Aynı şekilde diasporadaki kilisemize baktığımızda zulme uğramış çocuklarımızın göçleriyle kilisemizin ne kadar büyüdüğünü ve arttığını görüyor ve bu ülkelerde kilisemizin farklı türde göçlerle yüzleştiğini fark ediyoruz. Kilisemiz Tanrı’ya ve onun muazzam öğretilerine olan bağlılığını sürdürebilme çabasıyla zorluklarla yüzleşiyor. Bununla beraber psikolojik zorluklara karşı iman için ilham veren iman kahramanlarına sahibiz. Bunlardan biri Mısır topraklarında doğru yoldan sapmayı reddederek Tanrı’ya bağlılığını sürdürmüş olan adil Yusuf’tur. Tanrı onu talihsiz topraklarda bile bereketli kıldı. Aynı zamanda Peygamber Daniel tutsaklık zamanlarında Tanrı’ya bağlılığını sürdürdü, oruç tuttu ve kralın bakanlarına karşı üstün geldi; çünkü o imanlı ve erdemliydi. Daniel, Kral Darius’a tapınmayı reddederek Tanrı’ya iman etmeyi seçti. Tanrı onu, güçlü imanı nedeniyle, kuyudaki aç aslanların pençesinden kurtararak ve bolca refaha erdirerek ödüllendirdi (Daniel 6).
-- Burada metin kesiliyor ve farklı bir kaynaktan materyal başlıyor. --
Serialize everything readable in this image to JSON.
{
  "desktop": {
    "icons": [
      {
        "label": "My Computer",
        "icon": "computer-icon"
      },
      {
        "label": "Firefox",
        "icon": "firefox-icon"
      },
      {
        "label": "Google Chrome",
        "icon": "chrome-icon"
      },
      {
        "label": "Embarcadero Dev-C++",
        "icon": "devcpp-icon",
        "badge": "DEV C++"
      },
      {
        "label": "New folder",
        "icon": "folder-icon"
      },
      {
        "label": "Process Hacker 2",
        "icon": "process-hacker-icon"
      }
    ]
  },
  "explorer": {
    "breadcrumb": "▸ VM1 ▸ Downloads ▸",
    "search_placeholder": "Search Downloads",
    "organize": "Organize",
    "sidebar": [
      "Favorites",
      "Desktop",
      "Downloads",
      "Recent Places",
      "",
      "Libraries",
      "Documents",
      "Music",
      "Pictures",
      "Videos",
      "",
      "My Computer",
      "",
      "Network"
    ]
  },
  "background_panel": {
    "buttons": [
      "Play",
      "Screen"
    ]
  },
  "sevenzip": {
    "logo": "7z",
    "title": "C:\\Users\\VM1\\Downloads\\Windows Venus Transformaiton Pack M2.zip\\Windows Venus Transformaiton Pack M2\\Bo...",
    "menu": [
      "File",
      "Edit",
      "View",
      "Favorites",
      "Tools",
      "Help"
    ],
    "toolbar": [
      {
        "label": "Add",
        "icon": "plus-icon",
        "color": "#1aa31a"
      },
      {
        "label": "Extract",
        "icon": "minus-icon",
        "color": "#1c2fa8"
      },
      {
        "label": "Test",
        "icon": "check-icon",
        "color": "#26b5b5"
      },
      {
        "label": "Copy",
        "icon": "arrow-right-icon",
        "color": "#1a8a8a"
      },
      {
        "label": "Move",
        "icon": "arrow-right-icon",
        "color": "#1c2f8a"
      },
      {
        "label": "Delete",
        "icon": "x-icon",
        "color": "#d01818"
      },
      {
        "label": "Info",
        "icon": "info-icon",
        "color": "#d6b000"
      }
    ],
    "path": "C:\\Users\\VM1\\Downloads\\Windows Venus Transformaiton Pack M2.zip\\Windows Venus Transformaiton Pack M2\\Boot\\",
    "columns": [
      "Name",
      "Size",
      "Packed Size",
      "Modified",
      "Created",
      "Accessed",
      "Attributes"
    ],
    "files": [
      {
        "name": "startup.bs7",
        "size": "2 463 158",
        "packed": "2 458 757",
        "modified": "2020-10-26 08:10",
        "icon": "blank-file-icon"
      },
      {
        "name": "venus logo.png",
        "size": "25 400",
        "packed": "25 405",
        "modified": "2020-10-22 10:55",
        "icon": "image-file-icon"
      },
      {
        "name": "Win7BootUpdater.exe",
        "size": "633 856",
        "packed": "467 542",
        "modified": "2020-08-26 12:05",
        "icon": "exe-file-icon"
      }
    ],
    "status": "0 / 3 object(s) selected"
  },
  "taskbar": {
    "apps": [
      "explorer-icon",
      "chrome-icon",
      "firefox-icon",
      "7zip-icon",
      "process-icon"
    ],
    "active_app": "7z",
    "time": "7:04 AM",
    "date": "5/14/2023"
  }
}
Diasporadaki kilisemizin sevgili evlatları: Sizden Tanrı yolunda günahsız yürümenizi, güçlü bir şekilde günaha karşı savaşmanızı ve bedenlerinizi kutsallık ve onur içinde korumanızı arzuluyoruz. Böylece paraya, güce, dünyasal zevklere, yabancı alışkanlıklara esir olmamalısınız. Tanrı’ya ve komşularınıza karşı sevginizi kalbinizde yanan bir ateş gibi tutarak, kiliseye imanınızı ve kutsal geleneklerinizi koruyun, böylelikle kiliseden uzaklaşanların gözleri önünde yaşayan bir tanık olursunuz. Işık yerine karanlığı tercih edenlere ışık olun ve tuzluluğunu kaybeden tuza da tuz olun.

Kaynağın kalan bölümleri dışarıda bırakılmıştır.